CLL19 yielded 60 barrels per acre in multiple seed production fields across Louisiana, Texas and Missouri, which, according to Famoso, is an extremely high number on hundreds of acres.
“That’s pretty exceptional, and I think it really highlights the yield potential,” said Famoso “There’s a lot of excitement, and we think it’s going to be a pretty impactful variety.”
Even though CLL19 is semi-dwarf, it performed at similar yield levels to standard-height varieties in Arkansas, meaning it might have potential there as well. CLL19 seed will be commercially available in 2024.

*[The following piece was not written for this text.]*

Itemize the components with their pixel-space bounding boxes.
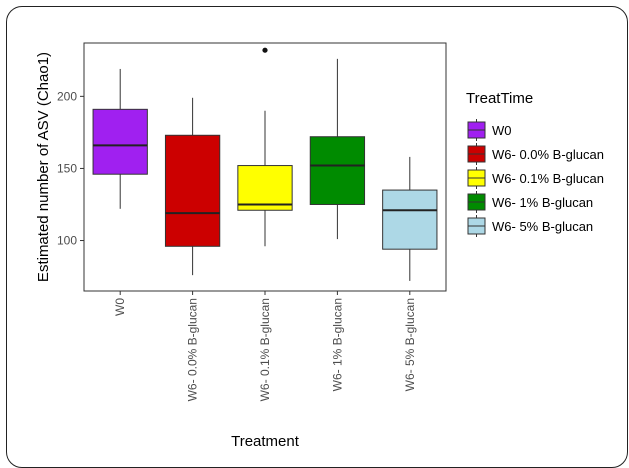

Another Clearfield line that may be released soon is CLHA03. It’s a high amylose line, similar to the variety AddiJo, which makes it nonsticky when cooked.
“CLHA03 has good nonstick characteristics for things like parboiling and for some export markets,” said Famoso. “Some of the export markets interested in it are Mexico, Nicaragua, Costa Rica and Honduras.”
Avant is a promising conventional long-grain variety that was introduced into commercial production in 2023.
The crop has a shorter maturity than all existing varieties, had really good yields averaging near 50 barrels per acre and showed good milling properties, according to Famoso.
LA19-2207 is a similar conventional long-grain variety that was in the foundation seed process in 2023. It yielded well and showed very good blast resistance.
“Basically for the first few years LA19-2207 and Avant were neck and neck,” said Famoso. “LA19-2207 yielded right up there with Clearfield lines in 2022, and we’ll try to release it to give the grower some more options in this conventional space.”
The station started a new conventional jasmine line, LA20-2166, that is showing good promise in yield compared to existing jasmine lines CLJ01 and Jazzman1 and could help in the competition with foreign jasmine imports. During foundation seed plantings, it had very good blast resistance and a good grain appearance and aroma, according to Famoso.
“Jasmine rice is a really important domestic market, but since these lines don’t typically yield as much as our other lines, our main driver is to increase yield,” Famoso said. “2166 showed increased yield potential this year, while the other jasmines had some trouble with the heat.”
Provisia variety PVL03, in its second year of commercial production, was the most widely grown variety in Louisiana. It was planted on more than a third of the acreage.
“The yields were very solid this year and the Provisia herbicide system resulted in great weed control and one of the cleanest red rice-free crops we’ve had in many years,” he said..
AgCenter researchers have identified two additional Provisia lines that, after three years of testing, showed a clear yield advantage over PVL03.
“PVL03 has been a very good variety, so we don’t want to replace it unless we’re real confident we have something better,” said Famoso. “But one of those two newer Provisia lines could very likely be released in 2026.”
Famoso said they were excited to see many of the new varieties perform well last year, despite difficult environmental conditions.
“We feel like we have a very solid pipeline of varieties, and every year we're identifying new and improved things,” said Famoso. “We're excited about what we’re going to be able to provide for the future.”